The opening narration of director Tobe Hooper's 1974 film The Texas Chain Saw Massacre bills the experience as being based on true events, so when audiences first saw it, they took this narration at face value and believed these crimes truly occurred. Even decades later, viewers still question the validity of the narrative and wonder if there's any truth behind the unsettling experience. In short, no, the events of the film aren't based on any actual encounter or any actual people, though the filmmakers did borrow elements from real-life figures to make the experience feel all the more disturbing.

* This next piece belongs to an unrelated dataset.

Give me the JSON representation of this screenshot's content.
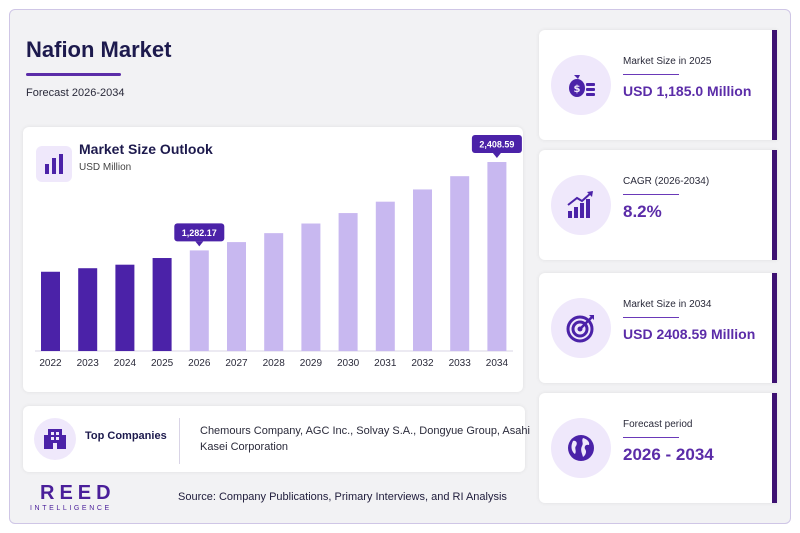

Even though the film would ultimately feature chainsaws, cannibals, and masks made out of human skin, the original inspiration for filmmakers Hooper and Kim Henkel was a modern retelling of the Hansel and Gretel fable. Rather than being about two children who are captured by a witch, the aim was to feature a group of wayward coeds who encountered literal trolls. That idea would ultimately be abandoned in favor of the character of Leatherface and the cannibalistic Sawyer family.

One of the most infamous murderers in American history is Ed Gein, due in large part to the disturbing nature of his crimes. Apprehended in Wisconsin in 1957, Gein was ultimately tried for one murder and confessed to another. It wasn't so much these murders that gained him attention, rather that he had a history of digging up corpses and crafting trophies out of human remains. Additionally, Gein confessed to attempting to craft a suit made out of the remains of women that he could personally wear, in order to experience a closer connection to his deceased mother.

With Texas Chain Saw Massacre featuring a character who wears a mask made of his victims' skin, and the Sawyer home being full of trophies made from human remains, these are the most obvious ways in which elements of Gein's crimes were incorporated into the narrative. However, to say the entire film is based on Gein would be a bit of an exaggeration. Movies like Psycho and The Silence of the Lambs have also been said to have been influenced by Gein, with his disturbing actions serving as a real-world example of unsettling, fictional events in all of pop culture.

While it's hard to disassociate Gein's heinous crimes from what is depicted in the film, Hooper and Henkel had other influences in mind with some of the film's specifics. Hooper had previously admitted that a doctor he knew had confessed that, as a premed student, they were studying cadavers and, for Halloween, the student claimed to have turned the skin of a cadaver into a mask, thus igniting the idea of Leatherface's disguises.

Gein also isn't the only murderer whose crimes inspired the story, as Henkel has recounted that another influence was Elmer Wayne Henley Jr., who participated in a series of crimes known as the "Houston Mass Murders" in the early '70s. Henley was one of Dean Corll's accomplices, with the Houston Mass Murders consisting of at least 28 teen-aged boys having been raped, tortured, and murdered. 

Rather than the crimes themselves inspiring Henkel's work on the script, it was Henley's reaction to being apprehended that struck the writer.

"I saw some news report where Elmer Wayne was identifying bodies and their locations, and he was this skinny little ol' seventeen-year-old, and he kind of puffed out his chest and said, 'I did these crimes, and I'm gonna stand up and take it like a man,'" Henkel shared with Texas Monthly back in 2014. "Well, that struck me as interesting, that he had this conventional morality at that point. He wanted it known that, now that he was caught, he would do the right thing. So this kind of moral schizophrenia is something I tried to build into the characters."

Despite The Texas Chain Saw Massacre not being based on a true story, nor meaning to serve as a reflection of any specific individual, the filmmakers proved the adage that fact is often stranger than fiction, as what makes the film so effective is that it borrows a variety of elements from the real world to motivate the events of the experience. It's easy to see how a viewer could take the events as truth, though they can rest assured Leatherface is nothing more than a disturbing, chainsaw-wielding flight of fancy.